Indentation is specified using a |Length| value, such as |Inches|, |Pt|, or
|Cm|. Negative values are valid and cause the paragraph to overlap the margin
by the specified amount. A value of |None| indicates the indentation value is
inherited from the style hierarchy. Assigning |None| to an indentation
property removes any directly-applied indentation setting and restores
inheritance from the style hierarchy::
>>> from docx.shared import Inches
>>> paragraph = document.add_paragraph()
>>> paragraph_format = paragraph.paragraph_format
>>> paragraph_format.left_indent
None # indicating indentation is inherited from the style hierarchy
>>> paragraph_format.left_indent = Inches(0.5)
>>> paragraph_format.left_indent
457200
>>> paragraph_format.left_indent.inches
0.5
Right-side indent works in a similar way::
>>> from docx.shared import Pt
>>> paragraph_format.right_indent
None
>>> paragraph_format.right_indent = Pt(24)

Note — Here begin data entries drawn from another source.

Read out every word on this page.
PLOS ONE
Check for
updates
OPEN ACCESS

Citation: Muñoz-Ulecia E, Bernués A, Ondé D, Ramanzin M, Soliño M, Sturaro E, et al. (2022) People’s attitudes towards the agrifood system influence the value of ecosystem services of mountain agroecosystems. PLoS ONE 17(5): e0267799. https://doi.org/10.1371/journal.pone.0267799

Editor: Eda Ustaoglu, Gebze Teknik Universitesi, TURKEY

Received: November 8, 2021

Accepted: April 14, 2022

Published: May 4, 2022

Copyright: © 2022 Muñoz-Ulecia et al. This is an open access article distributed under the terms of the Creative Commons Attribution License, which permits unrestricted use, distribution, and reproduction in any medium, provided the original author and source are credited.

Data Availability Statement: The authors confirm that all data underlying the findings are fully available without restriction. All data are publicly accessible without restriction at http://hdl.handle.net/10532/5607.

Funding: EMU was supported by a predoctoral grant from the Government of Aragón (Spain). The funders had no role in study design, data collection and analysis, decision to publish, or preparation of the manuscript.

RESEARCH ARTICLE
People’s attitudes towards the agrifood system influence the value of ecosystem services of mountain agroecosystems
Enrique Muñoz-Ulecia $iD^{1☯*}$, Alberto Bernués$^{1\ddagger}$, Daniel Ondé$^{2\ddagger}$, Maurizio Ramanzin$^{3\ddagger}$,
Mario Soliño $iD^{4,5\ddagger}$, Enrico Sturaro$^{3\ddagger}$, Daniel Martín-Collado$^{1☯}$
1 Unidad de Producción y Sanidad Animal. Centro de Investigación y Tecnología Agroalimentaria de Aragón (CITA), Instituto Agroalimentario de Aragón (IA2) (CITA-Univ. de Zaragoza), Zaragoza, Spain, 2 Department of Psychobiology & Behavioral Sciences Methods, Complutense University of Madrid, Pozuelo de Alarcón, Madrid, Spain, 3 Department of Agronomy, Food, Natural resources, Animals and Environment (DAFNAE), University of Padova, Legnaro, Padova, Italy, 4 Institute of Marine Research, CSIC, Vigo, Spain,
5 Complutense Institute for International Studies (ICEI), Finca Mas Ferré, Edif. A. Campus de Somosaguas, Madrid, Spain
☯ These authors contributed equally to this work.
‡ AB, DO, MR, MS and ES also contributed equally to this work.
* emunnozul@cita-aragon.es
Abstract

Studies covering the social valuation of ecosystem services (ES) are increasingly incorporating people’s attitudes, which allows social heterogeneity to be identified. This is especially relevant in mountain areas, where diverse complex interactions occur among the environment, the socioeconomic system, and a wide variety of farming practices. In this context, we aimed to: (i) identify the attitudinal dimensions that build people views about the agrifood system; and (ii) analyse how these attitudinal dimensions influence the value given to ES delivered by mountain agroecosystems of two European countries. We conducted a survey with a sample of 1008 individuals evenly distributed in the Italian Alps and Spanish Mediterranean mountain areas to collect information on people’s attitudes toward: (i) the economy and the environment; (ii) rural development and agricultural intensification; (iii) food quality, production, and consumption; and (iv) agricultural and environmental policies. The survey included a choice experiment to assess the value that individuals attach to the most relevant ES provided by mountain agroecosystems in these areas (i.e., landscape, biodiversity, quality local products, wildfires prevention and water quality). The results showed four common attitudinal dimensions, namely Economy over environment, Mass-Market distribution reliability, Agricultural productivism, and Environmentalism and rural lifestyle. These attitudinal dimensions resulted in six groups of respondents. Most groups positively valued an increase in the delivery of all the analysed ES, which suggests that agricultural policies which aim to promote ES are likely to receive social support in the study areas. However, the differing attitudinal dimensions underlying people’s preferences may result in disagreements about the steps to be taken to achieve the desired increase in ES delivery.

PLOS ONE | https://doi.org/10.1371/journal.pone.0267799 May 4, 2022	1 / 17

>>> paragraph_format.right_indent
304800
>>> paragraph_format.right_indent.pt
24.0
First-line indent is specified using the
:attr:`~.ParagraphFormat.first_line_indent` property and is interpreted
relative to the left indent. A negative value indicates a hanging indent::
>>> paragraph_format.first_line_indent
None
>>> paragraph_format.first_line_indent = Inches(-0.25)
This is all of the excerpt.